Magic was black, but when he dribbled downcourt he brought every part of who he was to it. He looked more than American to me then. I knew something was beautiful when its beauty held up in both our Iranian home and the American world outside.
My father watched with me. He didn’t understand basketball, but he understood the no-look pass. “This man,” he said. “Do you see what he is doing?” My father understood deception. He knew it could be fundamental to a man’s ability to survive. In his case, it had been Iran that had told him he could only go in one direction when he knew that he was so much more.

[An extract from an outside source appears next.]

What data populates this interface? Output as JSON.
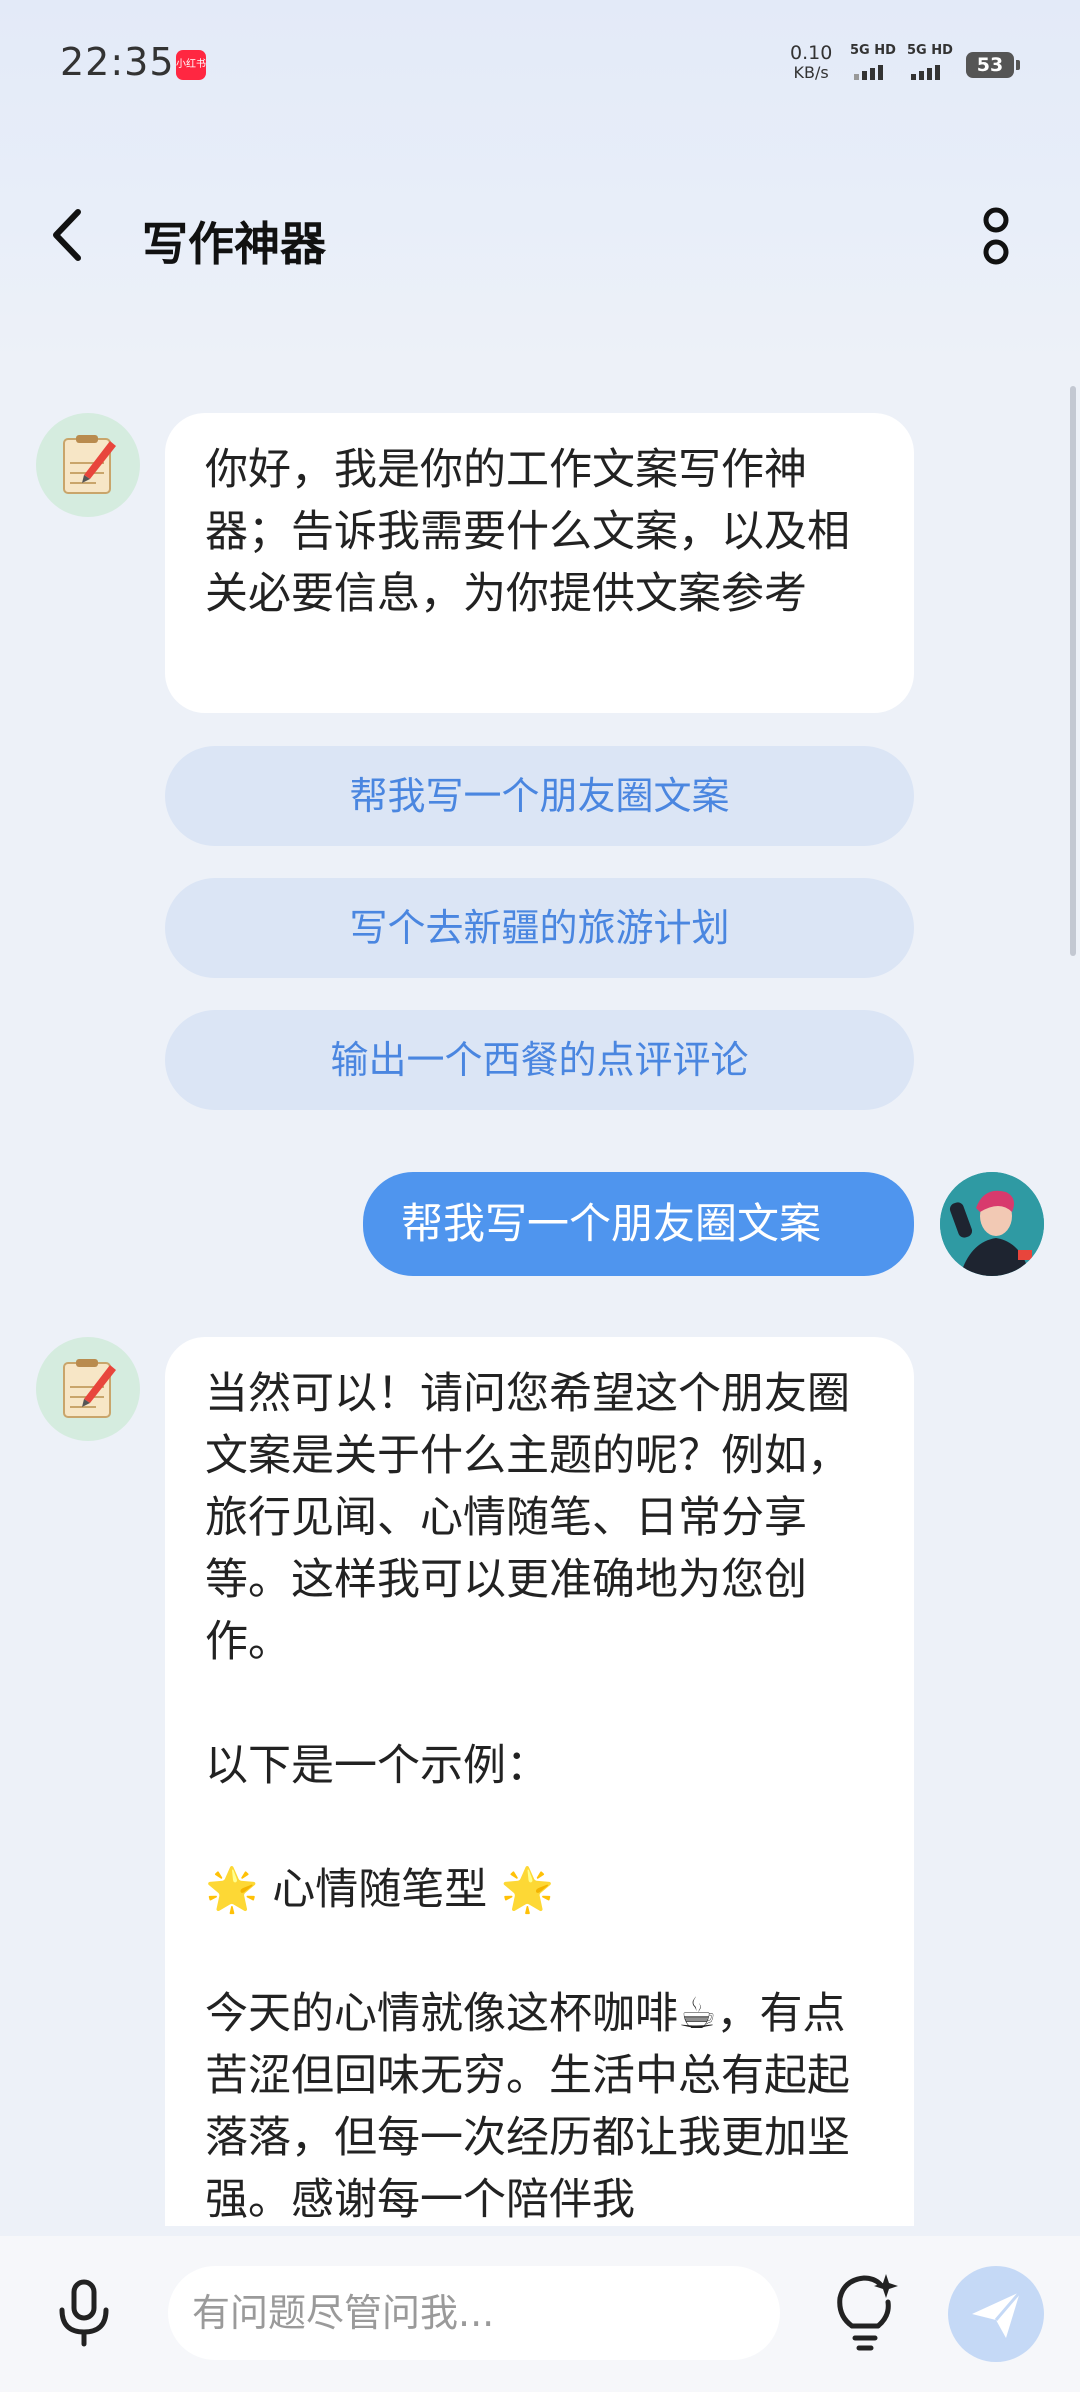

It was the most beautiful kind of deception to me, because maybe if people saw how many options a guy had playing basketball, they would see that he had just as many the rest of the time too, and they wouldn’t approach him like he was just one thing. Instead, they would wait to see what he presented them with that day. That was how it ought to be. A single day ought to be as new as a fast break, which was always new, because who knew what the man with the ball was going to do? If you came down the court like Magic, America would be waiting to see what you were going to do too. Showing off was what a man did when he sought an audience, but it was possible to live in a way that created an audience incidentally, while doing the thing you wanted to do anyway. America wanted to see a man in his groove. It wanted to see a boy in his. Well, I thought, then we’re on the same page. Then we might be able to work something out.
I thought it was what everybody aspired to. To know where you were so well that you didn’t have to look. But I saw when I played basketball that it helped to come to a place from the outside, because all you did then was study where you were. There were boys who had always been here who didn’t have to know where they were, because it was all they knew. And Magic Johnson helped me to see that it was good to come to a place from the outside because you never stopped noticing, you never felt entirely comfortable. Everything was urgent and pressing, and you lived in a state of constant decision-making, and at any moment something might surprise you, and the only way around that was to stay quiet and detached and expect surprises.
If you did that, you’d discover that you were actually taking them in, all the people around you, Americans and everybody else but especially Americans. You were taking them in and holding them in the right place, because somebody had to do it. They weren’t going out of their way to hold you in the right place because they didn’t know what the place was, so you might as well hold them in the right place, otherwise all that was left was showing off. And there would be times when I would make a no-look pass and somebody who didn’t know how much I had watched Magic Johnson would ask me how it was that I could make a pass without looking. “I knew they were going to be there,” I would say. “I’ve known for a long time.”